I chuckle a little and look at the lake coming into view in the distance. "Alright. You know I love you, yeah?"

"Yes. You tell me all the time."

"Yeah, and you know that means I'm here, right? I'm with you. Happy."

"Well, mostly. I'm not convinced you're happy all the time." I turn to look at her, frowning, because she makes me damn happy. She's the first woman I've ever been in love with, and, as far as I'm concerned, she'll be the last. "Shaw, I know you miss them. And I know this family isn't the same. I'm not stupid. They aren't even technically mine, but they are the family I love."

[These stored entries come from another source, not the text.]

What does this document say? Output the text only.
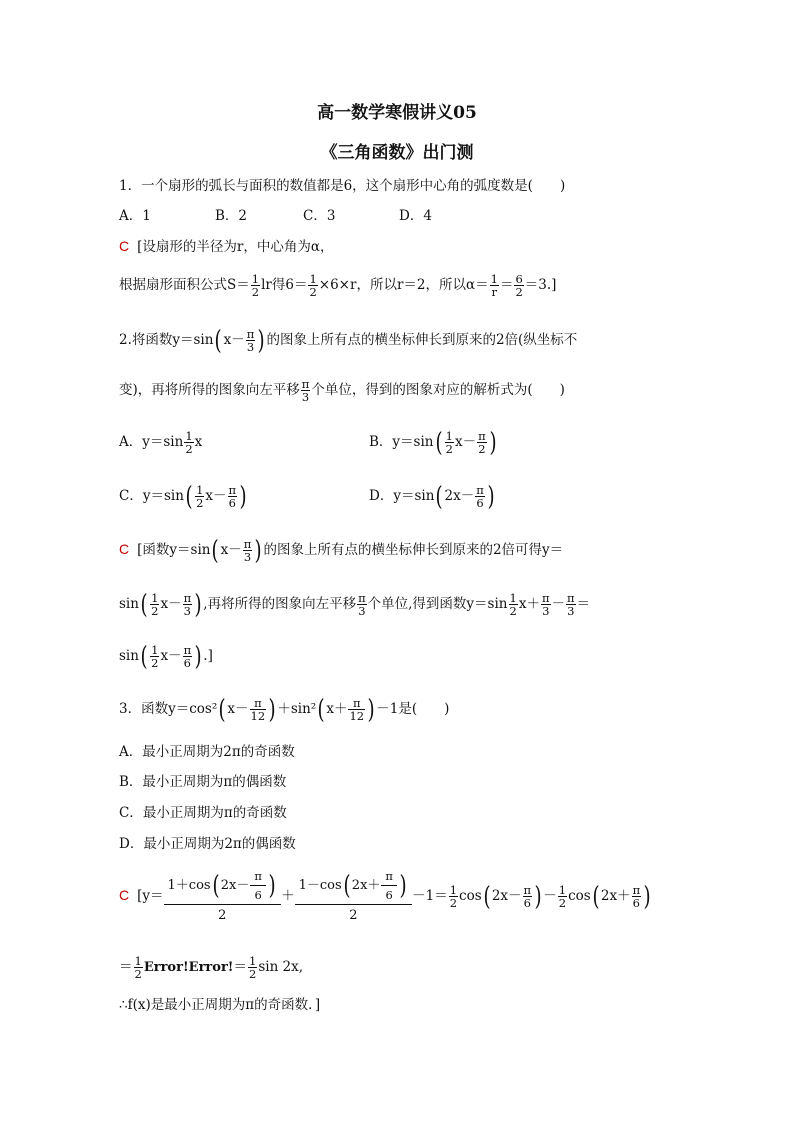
高一数学寒假讲义05
《三角函数》出门测
1．一个扇形的弧长与面积的数值都是6，这个扇形中心角的弧度数是(　　)
A．1	B．2	C．3	D．4
C [设扇形的半径为r，中心角为α，
根据扇形面积公式$S= \frac{1}{2}$ lr得$6= \frac{1}{2} \times 6\times r$，所以r＝2，所以$\alpha= \frac{1}{r} = \frac{6}{2} =3$.]
2.将函数y＝sin( $x- \frac{\pi}{3}$ ) 的图象上所有点的横坐标伸长到原来的2倍(纵坐标不
变)，再将所得的图象向左平移 $\frac{\pi}{3}$ 个单位，得到的图象对应的解析式为(　　)
A．$y=\sin \frac{1}{2}$ x	B．$y=\sin( \frac{1}{2} x- \frac{\pi}{2}$ )
C．$y=\sin( \frac{1}{2} x- \frac{\pi}{6}$ )	D．y＝sin( $2x- \frac{\pi}{6}$ )
C [函数y＝sin( $x- \frac{\pi}{3}$ ) 的图象上所有点的横坐标伸长到原来的2倍可得y＝
$\sin( \frac{1}{2} x- \frac{\pi}{3}$ ) ,再将所得的图象向左平移 $\frac{\pi}{3}$ 个单位,得到函数$y=\sin \frac{1}{2} x+ \frac{\pi}{3} - \frac{\pi}{3}$ ＝
$\sin( \frac{1}{2} x- \frac{\pi}{6}$ ) .]
3．函数y＝cos²( $x- \frac{\pi}{12}$ ) ＋sin²( $x+ \frac{\pi}{12}$ ) －1是(　　)
A．最小正周期为2π的奇函数
B．最小正周期为π的偶函数
C．最小正周期为π的奇函数
D．最小正周期为2π的偶函数
C [$y= \frac{1+\cos( 2x- \frac{\pi}{6} )}{2} + \frac{1-\cos( 2x+ \frac{\pi}{6} )}{2} -1= \frac{1}{2} \cos$( $2x- \frac{\pi}{6}$ ) － $\frac{1}{2} \cos$( $2x+ \frac{\pi}{6}$ )
＝ $\frac{1}{2}$ Error!Error!＝ $\frac{1}{2}$ sin 2x,
∴f(x)是最小正周期为π的奇函数．]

"Yeah, maybe I do miss them, but that's not it. I need something to do, I think. I'm not used to being useless. Back there, rightly or wrongly, I had a point. Purpose, you know?" I take her hands in mine and back up to a stone bench, sitting us down. "But that's not you, you understand? That is nothing to do with you. Or us. It's to do with me and what I'm doing."

"I know. I've been thinking about it. You could talk to Landon. Or even Noah. He might have something for you to do that's more your vibe."

"I think we both know where that last option's gonna lead me. He"s pretty close to where I was before all this change. Cool guy, though."

She laughs lightly and leans her head into my shoulder. "Well, maybe that"s what you need. Maybe his kind of semi-legitimate dealings could help. I doubt who you were will ever leave you completely. You said you told your family that version of you was dead, but I don't think it's that easy. If being some part of something again makes you feel right, then I want that for you. I trust Landon, and an extension of that is Noah. There's no point hiding it or trying to avoid it. I'd rather we find a place where we're both happy. Dreams only come true if we're one hundred percent on board with being honest with each other."

I smile, wondering how the hell I landed her, and look down at those eyes. "So, you don"t mind? I don"t want you thinking we're drifting apart because I'm trying to find the right version of me that fits us both."

"No. Why would I mind that? That's what I want. That's all I want. Just no really bad stuff, yeah?" She reaches up and kisses me. "This around us isn"t either of us, but we're here, and they've welcomed us. And I love them for it, Shaw. And I love you, too. We need to find the version of you that's happy here, with me. Because I'm not going anywhere. You can"t get rid of me."

I pull her in closer, wrapping my arm around someone who wholeheartedly loves me for exactly who I am. Get rid of her? I'm never damn well leaving her. Couldn't even if I wanted to. She's part of me, and that's something only a fool would throw away. I'm not one. "I love you, too, Miri. Always. Don't ever question it."

"I know." Good.

Clouds roll by above us, as we both stare into them. She nuzzles in deeper, and I start thinking about Landon's words again. Marriage. What a concept from where we began. Although, it"s not as confusing as it seemed an hour ago when he spoke. In fact, it might be closer than I think. Why wouldn't it be?